I’ve learned that it takes a while to transition from novelty to an integral part of our relationship. If something we do has potential to improve our lives, we have learned to pursue it even though in the beginning it’s difficult. The best example of this is Mrs. Lion and spanking. She’s evolved from a timid, gentle spanker, to a full-fledged disciplinarian. She has told me that her focus is to effectively send her message. She’s doing a good job. She’s tried a lot of different paddles. I think she settled on one that is absolutely the most painful. She’s not worried about me having a good time anymore. She’s interested in helping me learn to do what I’m supposed to.

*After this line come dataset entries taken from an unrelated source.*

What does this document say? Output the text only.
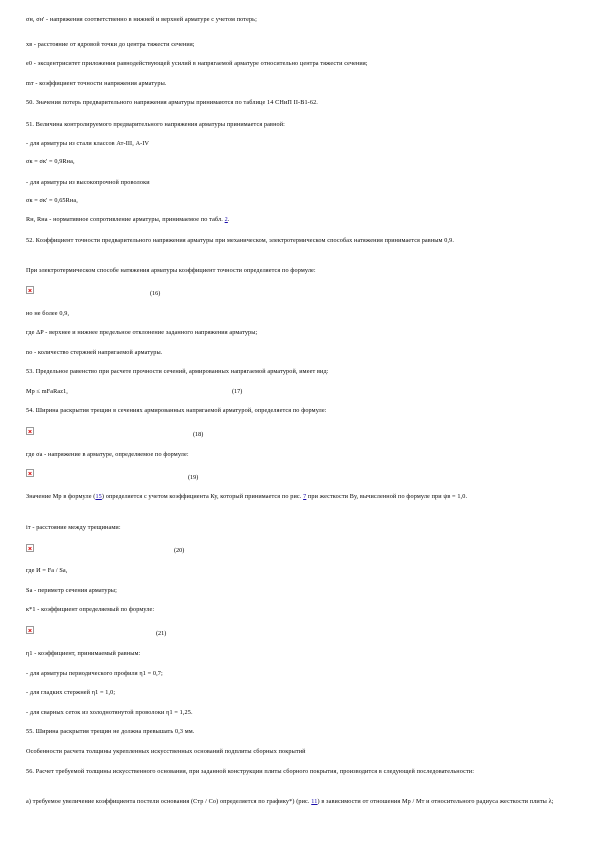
σн, σн' - напряжения соответственно в нижней и верхней арматуре с учетом потерь;
хв - расстояние от ядровой точки до центра тяжести сечения;
е0 - эксцентриситет приложения равнодействующей усилий в напрягаемой арматуре относительно центра тяжести сечения;
mт - коэффициент точности напряжения арматуры.
50. Значения потерь предварительного напряжения арматуры принимаются по таблице 14 СНиП II-В1-62.
51. Величина контролируемого предварительного напряжения арматуры принимается равной:
- для арматуры из стали классов Ат-III, А-IV
σк = σк' = 0,9Rна,
- для арматуры из высокопрочной проволоки
σк = σк' = 0,65Rна,
Rн, Rна - нормативное сопротивление арматуры, принимаемое по табл. 2.
52. Коэффициент точности предварительного напряжения арматуры при механическом, электротермическом способах натяжения принимается равным 0,9.
При электротермическом способе натяжения арматуры коэффициент точности определяется по формуле:
(16)
но не более 0,9,
где ΔP - верхнее и нижнее предельное отклонение заданного напряжения арматуры;
nо - количество стержней напрягаемой арматуры.
53. Предельное равенство при расчете прочности сечений, армированных напрягаемой арматурой, имеет вид:
Мр ≤ mFaRaz1,	(17)
54. Ширина раскрытия трещин в сечениях армированных напрягаемой арматурой, определяется по формуле:
(18)
где σа - напряжение в арматуре, определяемое по формуле:
(19)
Значение Мр в формуле (15) определяется с учетом коэффициента Ку, который принимается по рис. 7 при жесткости Ву, вычисленной по формуле при ψв = 1,0.
iт - расстояние между трещинами:
(20)
где И = Fа / Sа,
Sа - периметр сечения арматуры;
к*1 - коэффициент определяемый по формуле:
(21)
η1 - коэффициент, принимаемый равным:
- для арматуры периодического профиля η1 = 0,7;
- для гладких стержней η1 = 1,0;
- для сварных сеток из холоднотянутой проволоки η1 = 1,25.
55. Ширина раскрытия трещин не должна превышать 0,3 мм.
Особенности расчета толщины укрепленных искусственных оснований подплиты сборных покрытий
56. Расчет требуемой толщины искусственного основания, при заданной конструкции плиты сборного покрытия, производится в следующей последовательности:
а) требуемое увеличение коэффициента постели основания (Стр / Со) определяется по графику*) (рис. 11) в зависимости от отношения Мр / Мт и относительного радиуса жесткости плиты λ;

We are still in the very early stages of Mrs. Lion punishing me for doing things that annoy her. I can think of several times that I cut her off or changed the subject before she could finish her thought. She didn’t do more than growl a little when I did. I’m not sure why she didn’t punish me. She said she would even for the slightest thing. I guess more work is needed there.
Anyway, my Sunday reflections feel good. We’ve changed a lot over the last six years. We’ve made lifestyle changes that neither of us considered in the past. They’ve successfully helped me to change, helped Mrs. Lion express her feelings, and helped us keep the romantic fires burning. I guess in our house we use a paddle to light the Yule Log.